Needless to say, it is a gesture inculcated at the earliest age - "Amongst youngsters who find serving difficult we suggest a first serve in the conventional way  and a second serve underarm" (Hagelhauer) - and, inspite of appearing simple, it is easier to eat a yoghurt with a spoon than to make a spoon service. "At international level, as demonstrated by Chaang or Nick Kyrgios, it has to be perfectly executed. It is not a matter of putting the ball in the court, it  is a stroke much more technical than one imagines: the movement of the arm must produce a drop shot with a lateral effect, very short and close to the net. One needs to master it. Not everone has sufficient touch or technique", advises Patrice Hagelhauer. Otherwise the probability of failiure is high. Virginie Razzano, Michaael Llodra and also Jerzy Janowicz won’t argue with that, they tried and failed to benefit from its execution. 

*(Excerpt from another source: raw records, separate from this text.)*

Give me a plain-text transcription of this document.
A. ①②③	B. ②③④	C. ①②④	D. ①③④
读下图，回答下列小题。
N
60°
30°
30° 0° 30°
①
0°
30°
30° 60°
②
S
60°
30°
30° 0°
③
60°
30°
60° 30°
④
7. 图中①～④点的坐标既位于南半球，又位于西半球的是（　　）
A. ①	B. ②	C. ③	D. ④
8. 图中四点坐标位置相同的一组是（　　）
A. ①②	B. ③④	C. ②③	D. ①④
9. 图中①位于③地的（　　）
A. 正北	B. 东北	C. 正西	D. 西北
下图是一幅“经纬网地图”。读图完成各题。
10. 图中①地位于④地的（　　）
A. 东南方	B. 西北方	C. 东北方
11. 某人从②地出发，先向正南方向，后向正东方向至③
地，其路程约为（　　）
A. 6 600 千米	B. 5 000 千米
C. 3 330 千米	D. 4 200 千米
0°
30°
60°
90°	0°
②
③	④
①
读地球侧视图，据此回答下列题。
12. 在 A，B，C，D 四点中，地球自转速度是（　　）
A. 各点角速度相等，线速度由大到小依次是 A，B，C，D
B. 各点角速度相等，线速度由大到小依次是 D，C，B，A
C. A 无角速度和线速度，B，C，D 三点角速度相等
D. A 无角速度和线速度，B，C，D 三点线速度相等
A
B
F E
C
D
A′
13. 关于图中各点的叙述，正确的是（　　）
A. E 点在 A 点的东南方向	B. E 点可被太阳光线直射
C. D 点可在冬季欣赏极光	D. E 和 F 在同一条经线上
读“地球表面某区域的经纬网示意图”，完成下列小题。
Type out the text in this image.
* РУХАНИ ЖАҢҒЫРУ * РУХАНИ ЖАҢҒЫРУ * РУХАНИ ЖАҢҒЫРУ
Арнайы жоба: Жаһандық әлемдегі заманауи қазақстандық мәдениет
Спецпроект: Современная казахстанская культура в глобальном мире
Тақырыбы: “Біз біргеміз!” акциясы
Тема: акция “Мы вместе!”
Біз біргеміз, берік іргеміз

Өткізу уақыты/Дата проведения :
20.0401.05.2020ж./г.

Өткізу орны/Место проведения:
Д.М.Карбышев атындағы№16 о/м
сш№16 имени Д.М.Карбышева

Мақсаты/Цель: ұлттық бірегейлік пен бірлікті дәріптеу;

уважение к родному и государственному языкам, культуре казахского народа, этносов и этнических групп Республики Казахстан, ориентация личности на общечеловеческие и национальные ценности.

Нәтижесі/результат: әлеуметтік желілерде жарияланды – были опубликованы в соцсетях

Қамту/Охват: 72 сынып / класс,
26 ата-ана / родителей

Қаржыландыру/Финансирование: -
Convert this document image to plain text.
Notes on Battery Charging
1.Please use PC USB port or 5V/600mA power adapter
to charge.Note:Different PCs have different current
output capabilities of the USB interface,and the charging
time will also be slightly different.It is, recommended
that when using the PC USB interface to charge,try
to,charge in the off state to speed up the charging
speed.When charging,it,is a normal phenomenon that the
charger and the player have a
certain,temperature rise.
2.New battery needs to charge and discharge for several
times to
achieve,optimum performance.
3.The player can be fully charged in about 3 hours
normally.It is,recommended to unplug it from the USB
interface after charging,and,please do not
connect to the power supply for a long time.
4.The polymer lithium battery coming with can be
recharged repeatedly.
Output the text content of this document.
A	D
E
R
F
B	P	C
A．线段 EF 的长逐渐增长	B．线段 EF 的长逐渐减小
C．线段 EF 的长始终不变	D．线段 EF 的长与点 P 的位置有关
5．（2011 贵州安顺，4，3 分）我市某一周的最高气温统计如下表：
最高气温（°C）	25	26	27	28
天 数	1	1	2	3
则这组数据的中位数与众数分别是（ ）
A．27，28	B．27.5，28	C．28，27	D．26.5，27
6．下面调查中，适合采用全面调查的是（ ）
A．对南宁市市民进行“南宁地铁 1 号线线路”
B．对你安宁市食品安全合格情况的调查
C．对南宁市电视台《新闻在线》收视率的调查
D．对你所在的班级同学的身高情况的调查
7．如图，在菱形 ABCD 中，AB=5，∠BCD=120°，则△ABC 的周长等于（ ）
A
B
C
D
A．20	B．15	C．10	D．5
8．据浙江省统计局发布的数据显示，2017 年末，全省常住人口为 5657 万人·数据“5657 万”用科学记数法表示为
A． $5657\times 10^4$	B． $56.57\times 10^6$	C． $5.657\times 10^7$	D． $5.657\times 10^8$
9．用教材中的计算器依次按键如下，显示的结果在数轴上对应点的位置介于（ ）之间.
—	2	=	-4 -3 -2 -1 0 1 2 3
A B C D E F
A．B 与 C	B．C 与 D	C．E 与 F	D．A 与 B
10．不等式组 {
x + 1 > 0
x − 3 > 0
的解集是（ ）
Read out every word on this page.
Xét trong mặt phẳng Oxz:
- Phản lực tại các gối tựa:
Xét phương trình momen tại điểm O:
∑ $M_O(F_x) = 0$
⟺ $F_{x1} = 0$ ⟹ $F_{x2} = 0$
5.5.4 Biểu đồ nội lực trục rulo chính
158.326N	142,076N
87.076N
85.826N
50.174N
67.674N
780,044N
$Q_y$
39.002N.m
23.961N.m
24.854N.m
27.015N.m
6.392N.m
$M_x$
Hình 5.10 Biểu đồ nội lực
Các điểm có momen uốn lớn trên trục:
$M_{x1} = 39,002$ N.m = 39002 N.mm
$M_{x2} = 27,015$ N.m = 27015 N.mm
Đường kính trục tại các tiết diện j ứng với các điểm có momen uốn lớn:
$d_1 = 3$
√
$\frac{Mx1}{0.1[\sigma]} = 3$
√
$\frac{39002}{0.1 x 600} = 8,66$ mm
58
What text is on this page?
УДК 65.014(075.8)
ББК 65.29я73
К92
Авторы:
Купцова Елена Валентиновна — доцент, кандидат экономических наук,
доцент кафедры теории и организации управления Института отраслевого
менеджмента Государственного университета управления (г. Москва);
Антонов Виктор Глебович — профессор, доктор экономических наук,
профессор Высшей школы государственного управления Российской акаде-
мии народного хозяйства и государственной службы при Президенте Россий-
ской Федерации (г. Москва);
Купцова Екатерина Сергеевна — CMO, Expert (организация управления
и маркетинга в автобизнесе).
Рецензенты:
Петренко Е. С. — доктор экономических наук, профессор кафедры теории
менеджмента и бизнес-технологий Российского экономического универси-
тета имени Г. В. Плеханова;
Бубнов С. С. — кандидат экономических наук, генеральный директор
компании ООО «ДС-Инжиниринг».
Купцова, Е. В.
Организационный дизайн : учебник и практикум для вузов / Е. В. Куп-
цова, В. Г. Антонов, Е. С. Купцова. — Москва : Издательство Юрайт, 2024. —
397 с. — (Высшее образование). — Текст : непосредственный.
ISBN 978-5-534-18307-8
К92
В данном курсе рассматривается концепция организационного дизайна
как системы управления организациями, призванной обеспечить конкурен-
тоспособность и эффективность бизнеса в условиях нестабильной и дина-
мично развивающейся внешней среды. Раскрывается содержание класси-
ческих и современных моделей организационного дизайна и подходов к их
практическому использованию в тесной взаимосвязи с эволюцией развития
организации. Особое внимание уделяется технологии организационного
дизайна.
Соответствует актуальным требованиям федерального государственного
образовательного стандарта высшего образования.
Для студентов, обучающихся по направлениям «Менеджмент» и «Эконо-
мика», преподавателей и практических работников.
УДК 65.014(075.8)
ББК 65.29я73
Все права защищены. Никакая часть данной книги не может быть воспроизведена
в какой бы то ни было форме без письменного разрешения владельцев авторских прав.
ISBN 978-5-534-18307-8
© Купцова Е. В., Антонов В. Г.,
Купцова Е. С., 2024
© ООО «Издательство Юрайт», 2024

"I wanted to surprise my opponent and when I feel it is the right time to do  it, I do it", said the French player despite the disasterous attempt on a matchball which almost led to a fatal mistake , or,  in 2017 Pablo Cuevas, who did it whilst  winning his third consecutive title in Sao Paulo. "It isn’t easy for me because I prefer to use my normal service. But if you are having problems with your service you can make a differnce  with an effective attack and surrise an opponent." Except that we can not count on the effect of that surprise , the use of instinct is almost indespensible for that technique to work. "I did not premeditate  the stroke. My service was not working very well and I wanted above all to win the point", noted Chang in the past, adding that he had adopted this service only once in his career. "The other difficulty is to do with timing", emphasises Hagelauer. "It must arrive as a surprise and not be telephoned, and it has to be done with fluidity whilst being disguised as a conventional service. All this with an opponent standing well behind  the  base line. Without it being  at the right time and without great technique it will be a point lost."

"You would look idiotic if you messed it up. The problem is that you never serve like this during a practice. Thus, when you are in a big match in front of a large crowd, it is risky to do it", said Federer, echoing the thoughts of Hagelhauer. "If you miss it is obvious that you risk looking ridiculous: everybody is going to laugh at you, telling you to serve normally! Therefore you must pull off what is not always easy. Like a Panenka in football to sum it up", emphasizes Bahrami who goes even further in his remarks: "Be careful, this service will neither win you a match nor advance your career. Chang did it once to upset Lendel but he stopped there. If he had done it again he would have been sunk. In four services attempted, you will win one. Therefore it is much much less rewarding than a normal serve. If Rafa Nadal is five metres behind the base line it might work for the first time. But afterwards he will be attentive and vigilant. Ready to attack and to produce a return which will flash past you."

"I don’t know if the spoon serve is overrated, but clearly it is not a service you can use 25 times in a match", concedes Hagelhauer. According to Bahrami, this gesture, which continues to be controversial has, in any case, been rarely used since the beginning of times: "With the internet and social networks, we have the impression that it has come back into fashion but I don’t believe this. In fact it has always been there. Today’s players do it occasionally simply because they have seen a previous generation do it ! The idea has not suddenly entered the head of Kyrgios from one day to the next. Sixty years ago, I was no more than a small kid and already I had witnessed it several times. The difference is that today the media talks about it all the time." Anyway enough to change the mind of Benoit Paire: if he called this stroke a lack of respect in 2015 after having suffered twice at the hands of Sadio Doumbia in Brest, the man from Avignon has decided to use it himself. Whether for tactical advantage or for fun, that is another question.